Online service providers will "exploit" any "loopholes" left in legislation which aims to make the internet safer for children, an Oireachtas committee has heard.

Professor Conor O'Mahony, Special Rapporteur on Child Protection Representatives from the National Bullying Centre, specifically referenced online gambling firms targetitng children.

He noted that the "digital environment is largely unregulated in Ireland at the moment".

There are "increasing risks of cyber bullying, exposure to harmful material" and "abuse", he said.

Professor O'Mahony welcomed the proposed bill as "broadly" going in the right direction, but said it needs to go "a little bit further" in certain respects.

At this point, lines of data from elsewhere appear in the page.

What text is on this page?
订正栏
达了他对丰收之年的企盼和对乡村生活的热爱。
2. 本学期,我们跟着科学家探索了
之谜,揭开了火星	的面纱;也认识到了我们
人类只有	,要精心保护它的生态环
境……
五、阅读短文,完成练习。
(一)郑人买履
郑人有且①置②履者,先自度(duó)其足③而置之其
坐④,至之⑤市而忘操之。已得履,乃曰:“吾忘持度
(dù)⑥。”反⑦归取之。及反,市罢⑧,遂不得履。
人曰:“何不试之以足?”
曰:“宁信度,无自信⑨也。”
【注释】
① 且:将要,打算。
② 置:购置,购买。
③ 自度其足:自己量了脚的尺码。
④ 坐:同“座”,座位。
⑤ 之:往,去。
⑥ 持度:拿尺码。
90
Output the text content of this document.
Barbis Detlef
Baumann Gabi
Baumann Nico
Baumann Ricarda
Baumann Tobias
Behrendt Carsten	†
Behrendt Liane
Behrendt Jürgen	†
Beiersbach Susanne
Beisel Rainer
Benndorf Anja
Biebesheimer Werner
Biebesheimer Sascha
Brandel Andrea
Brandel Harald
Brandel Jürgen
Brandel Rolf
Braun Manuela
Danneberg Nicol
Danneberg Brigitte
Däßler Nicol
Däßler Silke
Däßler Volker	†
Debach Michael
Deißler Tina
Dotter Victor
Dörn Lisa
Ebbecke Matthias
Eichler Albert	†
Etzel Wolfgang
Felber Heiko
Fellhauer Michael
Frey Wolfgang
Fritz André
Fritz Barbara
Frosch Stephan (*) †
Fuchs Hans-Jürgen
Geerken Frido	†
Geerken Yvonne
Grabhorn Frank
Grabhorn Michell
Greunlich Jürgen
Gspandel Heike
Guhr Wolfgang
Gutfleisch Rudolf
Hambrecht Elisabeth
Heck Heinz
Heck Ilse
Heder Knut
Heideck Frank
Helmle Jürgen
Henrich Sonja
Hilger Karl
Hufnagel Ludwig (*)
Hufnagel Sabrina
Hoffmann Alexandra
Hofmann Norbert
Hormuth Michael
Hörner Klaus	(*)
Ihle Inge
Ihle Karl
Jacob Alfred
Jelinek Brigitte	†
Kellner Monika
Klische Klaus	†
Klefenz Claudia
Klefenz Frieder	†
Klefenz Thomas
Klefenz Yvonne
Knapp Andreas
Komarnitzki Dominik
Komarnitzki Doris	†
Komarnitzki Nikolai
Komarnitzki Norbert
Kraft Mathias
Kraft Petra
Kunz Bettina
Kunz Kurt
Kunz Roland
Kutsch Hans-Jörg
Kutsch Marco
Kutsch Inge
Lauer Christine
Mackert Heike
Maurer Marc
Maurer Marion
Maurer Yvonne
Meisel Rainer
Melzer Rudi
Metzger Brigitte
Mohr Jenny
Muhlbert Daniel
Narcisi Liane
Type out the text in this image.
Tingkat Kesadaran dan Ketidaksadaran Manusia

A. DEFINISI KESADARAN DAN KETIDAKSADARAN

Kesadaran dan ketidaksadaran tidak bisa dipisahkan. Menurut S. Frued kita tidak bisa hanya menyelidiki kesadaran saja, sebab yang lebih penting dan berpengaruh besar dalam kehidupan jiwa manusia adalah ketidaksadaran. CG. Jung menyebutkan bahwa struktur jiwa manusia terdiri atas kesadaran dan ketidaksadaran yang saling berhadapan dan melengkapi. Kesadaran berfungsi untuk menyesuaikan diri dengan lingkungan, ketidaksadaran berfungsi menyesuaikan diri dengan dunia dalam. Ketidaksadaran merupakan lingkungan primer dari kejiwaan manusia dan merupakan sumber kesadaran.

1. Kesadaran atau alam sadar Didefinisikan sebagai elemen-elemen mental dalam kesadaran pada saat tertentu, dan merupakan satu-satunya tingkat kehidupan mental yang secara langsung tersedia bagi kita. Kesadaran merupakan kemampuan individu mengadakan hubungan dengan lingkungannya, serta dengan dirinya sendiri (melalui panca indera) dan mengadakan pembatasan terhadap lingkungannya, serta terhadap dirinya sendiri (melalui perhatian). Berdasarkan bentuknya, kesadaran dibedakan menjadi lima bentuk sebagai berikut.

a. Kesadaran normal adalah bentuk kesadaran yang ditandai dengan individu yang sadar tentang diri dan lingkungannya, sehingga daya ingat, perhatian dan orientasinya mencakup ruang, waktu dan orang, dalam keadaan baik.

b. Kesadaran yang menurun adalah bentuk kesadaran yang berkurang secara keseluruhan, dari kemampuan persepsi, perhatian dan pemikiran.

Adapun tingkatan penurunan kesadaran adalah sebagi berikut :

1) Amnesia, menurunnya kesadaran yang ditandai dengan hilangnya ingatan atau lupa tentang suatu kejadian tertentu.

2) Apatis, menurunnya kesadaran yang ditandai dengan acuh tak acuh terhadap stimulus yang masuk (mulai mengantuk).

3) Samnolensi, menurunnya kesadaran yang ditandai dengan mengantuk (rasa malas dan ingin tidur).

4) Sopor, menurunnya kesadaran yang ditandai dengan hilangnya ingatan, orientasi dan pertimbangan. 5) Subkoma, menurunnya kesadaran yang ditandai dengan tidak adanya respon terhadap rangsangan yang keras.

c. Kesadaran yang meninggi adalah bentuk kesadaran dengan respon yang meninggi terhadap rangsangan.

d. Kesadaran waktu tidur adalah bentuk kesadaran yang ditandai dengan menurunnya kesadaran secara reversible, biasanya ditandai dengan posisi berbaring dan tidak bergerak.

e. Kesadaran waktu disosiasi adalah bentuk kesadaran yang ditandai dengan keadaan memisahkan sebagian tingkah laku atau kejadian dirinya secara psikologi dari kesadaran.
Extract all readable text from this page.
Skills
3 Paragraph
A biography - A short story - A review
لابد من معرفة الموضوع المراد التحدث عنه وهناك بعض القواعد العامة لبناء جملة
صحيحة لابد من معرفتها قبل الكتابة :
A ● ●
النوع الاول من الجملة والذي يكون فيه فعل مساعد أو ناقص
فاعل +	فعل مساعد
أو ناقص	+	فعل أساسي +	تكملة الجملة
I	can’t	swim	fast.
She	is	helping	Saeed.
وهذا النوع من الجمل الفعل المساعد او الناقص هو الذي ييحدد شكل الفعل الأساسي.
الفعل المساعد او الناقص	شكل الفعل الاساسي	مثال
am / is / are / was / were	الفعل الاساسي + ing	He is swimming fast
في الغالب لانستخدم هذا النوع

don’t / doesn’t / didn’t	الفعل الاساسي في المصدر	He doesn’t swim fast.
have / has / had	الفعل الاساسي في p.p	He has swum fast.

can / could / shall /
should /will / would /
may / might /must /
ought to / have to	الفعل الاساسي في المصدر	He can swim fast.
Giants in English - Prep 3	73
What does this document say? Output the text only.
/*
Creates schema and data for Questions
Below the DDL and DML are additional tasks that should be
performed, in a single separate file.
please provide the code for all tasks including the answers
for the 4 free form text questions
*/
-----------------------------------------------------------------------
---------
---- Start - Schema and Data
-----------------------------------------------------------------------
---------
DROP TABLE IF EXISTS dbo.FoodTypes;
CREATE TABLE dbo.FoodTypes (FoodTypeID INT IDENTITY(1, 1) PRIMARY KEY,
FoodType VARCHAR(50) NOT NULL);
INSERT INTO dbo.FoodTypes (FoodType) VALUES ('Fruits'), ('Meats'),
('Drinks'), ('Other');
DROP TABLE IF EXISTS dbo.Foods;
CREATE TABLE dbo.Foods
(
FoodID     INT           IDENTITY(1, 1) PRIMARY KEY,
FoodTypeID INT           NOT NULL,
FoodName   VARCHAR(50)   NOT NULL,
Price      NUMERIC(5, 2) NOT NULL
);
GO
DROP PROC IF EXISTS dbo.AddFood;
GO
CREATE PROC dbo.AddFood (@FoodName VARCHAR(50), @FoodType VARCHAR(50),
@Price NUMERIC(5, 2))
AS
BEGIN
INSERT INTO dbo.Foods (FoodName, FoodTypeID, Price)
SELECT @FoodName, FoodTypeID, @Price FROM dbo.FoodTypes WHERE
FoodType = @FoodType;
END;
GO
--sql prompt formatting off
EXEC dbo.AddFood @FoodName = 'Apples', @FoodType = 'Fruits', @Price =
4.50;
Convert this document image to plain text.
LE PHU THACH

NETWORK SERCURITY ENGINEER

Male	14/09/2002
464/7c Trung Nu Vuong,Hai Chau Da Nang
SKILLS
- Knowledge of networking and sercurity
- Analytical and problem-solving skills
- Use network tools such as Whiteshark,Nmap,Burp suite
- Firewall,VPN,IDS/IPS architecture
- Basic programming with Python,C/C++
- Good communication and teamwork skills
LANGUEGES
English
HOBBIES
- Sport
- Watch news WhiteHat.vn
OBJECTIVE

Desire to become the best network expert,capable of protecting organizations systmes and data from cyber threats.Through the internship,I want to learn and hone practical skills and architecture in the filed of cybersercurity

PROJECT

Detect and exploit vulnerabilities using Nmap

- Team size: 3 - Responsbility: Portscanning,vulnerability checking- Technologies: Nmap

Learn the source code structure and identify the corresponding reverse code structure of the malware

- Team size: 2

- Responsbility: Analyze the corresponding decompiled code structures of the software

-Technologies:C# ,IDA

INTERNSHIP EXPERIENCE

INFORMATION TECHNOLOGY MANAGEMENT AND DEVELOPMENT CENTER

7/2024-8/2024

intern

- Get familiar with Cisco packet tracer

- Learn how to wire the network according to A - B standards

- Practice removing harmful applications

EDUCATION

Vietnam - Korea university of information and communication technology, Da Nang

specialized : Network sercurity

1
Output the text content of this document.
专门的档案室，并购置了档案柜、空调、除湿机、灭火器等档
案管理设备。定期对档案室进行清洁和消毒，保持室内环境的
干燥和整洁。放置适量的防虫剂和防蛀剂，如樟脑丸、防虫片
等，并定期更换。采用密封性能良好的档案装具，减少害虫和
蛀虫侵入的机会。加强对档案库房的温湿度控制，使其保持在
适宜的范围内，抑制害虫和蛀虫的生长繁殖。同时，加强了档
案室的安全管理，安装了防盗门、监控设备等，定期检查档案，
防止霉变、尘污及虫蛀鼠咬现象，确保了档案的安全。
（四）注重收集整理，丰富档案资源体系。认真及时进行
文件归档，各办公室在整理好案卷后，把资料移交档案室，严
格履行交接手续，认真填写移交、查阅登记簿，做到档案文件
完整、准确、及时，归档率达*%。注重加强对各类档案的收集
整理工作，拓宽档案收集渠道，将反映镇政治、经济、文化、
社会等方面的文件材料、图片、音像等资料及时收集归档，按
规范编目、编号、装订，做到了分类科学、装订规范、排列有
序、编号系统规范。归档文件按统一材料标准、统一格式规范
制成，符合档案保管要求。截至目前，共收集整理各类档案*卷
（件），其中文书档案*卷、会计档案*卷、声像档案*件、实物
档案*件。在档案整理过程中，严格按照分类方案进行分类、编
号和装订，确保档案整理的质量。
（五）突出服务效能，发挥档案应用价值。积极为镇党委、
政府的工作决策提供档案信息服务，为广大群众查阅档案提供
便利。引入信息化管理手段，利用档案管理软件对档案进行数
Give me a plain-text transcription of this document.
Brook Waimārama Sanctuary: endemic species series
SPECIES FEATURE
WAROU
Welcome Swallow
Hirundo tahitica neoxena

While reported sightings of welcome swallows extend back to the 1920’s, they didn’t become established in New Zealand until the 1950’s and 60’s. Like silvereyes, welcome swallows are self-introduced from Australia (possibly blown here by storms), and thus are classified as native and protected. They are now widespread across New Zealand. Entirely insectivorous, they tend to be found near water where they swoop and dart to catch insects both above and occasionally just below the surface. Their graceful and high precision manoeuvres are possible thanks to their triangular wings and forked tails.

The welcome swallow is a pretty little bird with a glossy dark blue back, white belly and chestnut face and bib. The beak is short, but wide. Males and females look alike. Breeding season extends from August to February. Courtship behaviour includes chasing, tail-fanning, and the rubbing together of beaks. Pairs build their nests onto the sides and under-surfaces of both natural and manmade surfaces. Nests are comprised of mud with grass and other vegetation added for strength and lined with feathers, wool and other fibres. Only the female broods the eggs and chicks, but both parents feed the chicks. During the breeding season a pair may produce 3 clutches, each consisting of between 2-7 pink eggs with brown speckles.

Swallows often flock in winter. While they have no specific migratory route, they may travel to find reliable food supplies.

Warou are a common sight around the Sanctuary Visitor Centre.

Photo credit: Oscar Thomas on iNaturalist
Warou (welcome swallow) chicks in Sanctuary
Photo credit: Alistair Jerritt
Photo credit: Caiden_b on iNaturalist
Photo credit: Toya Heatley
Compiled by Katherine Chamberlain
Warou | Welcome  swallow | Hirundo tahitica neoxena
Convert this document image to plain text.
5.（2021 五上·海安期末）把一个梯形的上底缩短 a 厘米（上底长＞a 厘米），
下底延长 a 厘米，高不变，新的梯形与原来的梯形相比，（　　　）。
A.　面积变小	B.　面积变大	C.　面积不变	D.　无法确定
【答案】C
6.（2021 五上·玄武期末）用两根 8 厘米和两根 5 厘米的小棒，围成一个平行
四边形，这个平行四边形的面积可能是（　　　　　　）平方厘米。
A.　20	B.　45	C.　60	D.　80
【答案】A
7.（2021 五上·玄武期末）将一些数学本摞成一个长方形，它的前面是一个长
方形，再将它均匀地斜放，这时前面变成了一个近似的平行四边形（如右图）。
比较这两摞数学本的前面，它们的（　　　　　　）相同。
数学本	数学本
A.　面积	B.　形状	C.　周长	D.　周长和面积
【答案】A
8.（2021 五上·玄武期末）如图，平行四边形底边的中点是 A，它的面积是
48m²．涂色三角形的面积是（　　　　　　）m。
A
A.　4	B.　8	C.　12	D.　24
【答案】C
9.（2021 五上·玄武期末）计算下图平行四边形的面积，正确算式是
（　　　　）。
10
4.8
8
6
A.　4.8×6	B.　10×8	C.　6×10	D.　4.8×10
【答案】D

The Joint Committee on Media, Tourism, Arts, Culture, Sport and the Gaeltacht is conducting pre-legislative scrutiny of the general scheme of the Online Safety and Media Regulation Bill.

Professor O'Mahony said online advertising carries specific risks for children, including profiling, which the UN says needs to be regulated.

He added that legislation dealing with advertising in other media might not have the detail necessary to deal with these issues.

Several expert witnesses called for the appointment of a Commissioner for Media Pluralism, to ensure a vibrant online media environment in Ireland.

They also asked that the committee ensure that the legislation includes an explicit commitment to the appointment of an Online Safety Commissioner.

Dr Karen McAuley, Head of Policy at the Children's Ombudsman, said the bill represents a "significant opportunity" to regulate the online environment but agreed that improvements to it are needed.

The experts also emphasised the need for an individual complaint mechanism, which would allow for the removal of material.

Dr Eileen Culloty, DCU Institute of Future Media Democracy and Security, said the bill does not include measures to tackle disinformation, and asked that this be addressed.

Each online platform handles disinformation differently, she said, but added that we do not know how effective any of those measures are.

Online platforms have become integrated into our everyday lives, and while we treat them like public spaces, Dr Culloty warned, they are in fact private companies and can set their own terms and conditions.

Prof O'Mahony agreed with Ms McAuley's call for children to be consulted and said that children's views should be "properly considered" and "taken on board" in the process of finalising this legislation.

He advised ongoing contact with children to ensure that the legislation is kept relevant, into the future.

Prof O'Mahony also suggested that any fines that are levied on service providers might be used to provide support services for children who have experienced harm online.